Deep vein thrombophlebitis (DVT), also known as a blood clot, is an extremely rare side effect of taking combination birth control pills. The risk of developing DVT varies depending on the type of pill, the amount of the hormones estrogen and progestin it contains, and the individual woman. Today’s birth control pills contain less estrogen than they have in the past, however, reducing this risk.

What Is Deep Vein Thrombophlebitis?

Deep vein thrombophlebitis is a blood clot in the leg. It blocks normal blood flow and can cause pain, cramping, swelling, and redness. It’s a serious condition because if the clot travels through your blood vessels toward your lungs, it can get wedged in one of the lungs’ arteries, causing a pulmonary embolism. Untreated, pulmonary embolism can cause lung damage and even death.

How Does Birth Control Cause Deep Vein Thrombophlebitis?

The hormones in birth control pills sometimes cause the blood to thicken.
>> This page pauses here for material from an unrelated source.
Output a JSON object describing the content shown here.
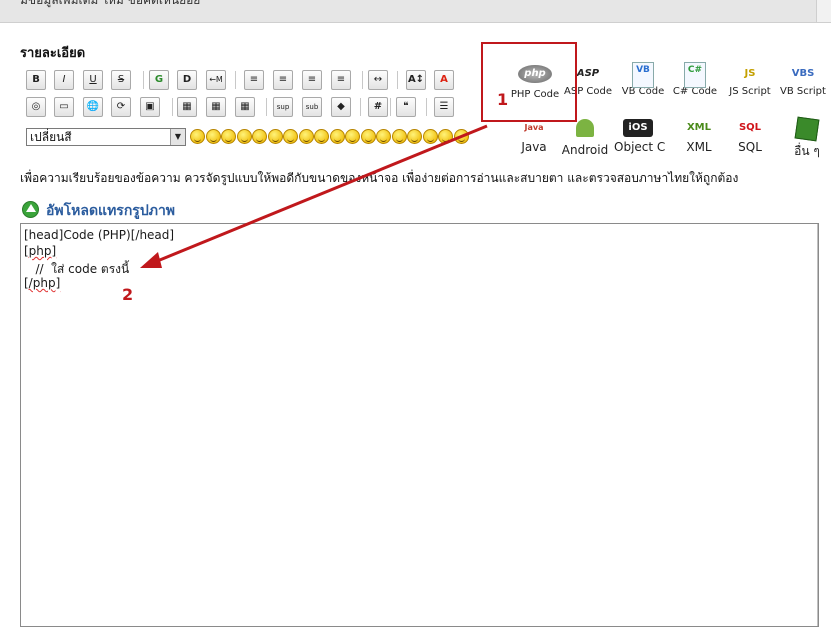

When blood thickens to the point that it sticks together and starts to impede blood flow, a clot can form. The risk of this happening due to birth control, however, is very low. In fact, women are more at risk of developing deep vein thrombophlebitis from pregnancy than from the pill.

Other Side Effects of Birth Control

Fortunately, most side effects of birth control are mild and short-lived and include:

  • Breast tenderness.
  • Breast swelling.
  • Nausea.
  • Mood Changes.
  • Spotting.
  • Headaches or worsening of migraines.
  • Weight gain.

In addition to deep vein thrombophlebitis, very rare side effects of birth control might include:

  • High blood pressure.
  • Stroke.
  • Heart attack.

Let your Nurx™ medical provider know if you have a history of blood clots or a blood clotting disorder. He or she might recommend a progestin-only pill or another form of birth control to lower your risk.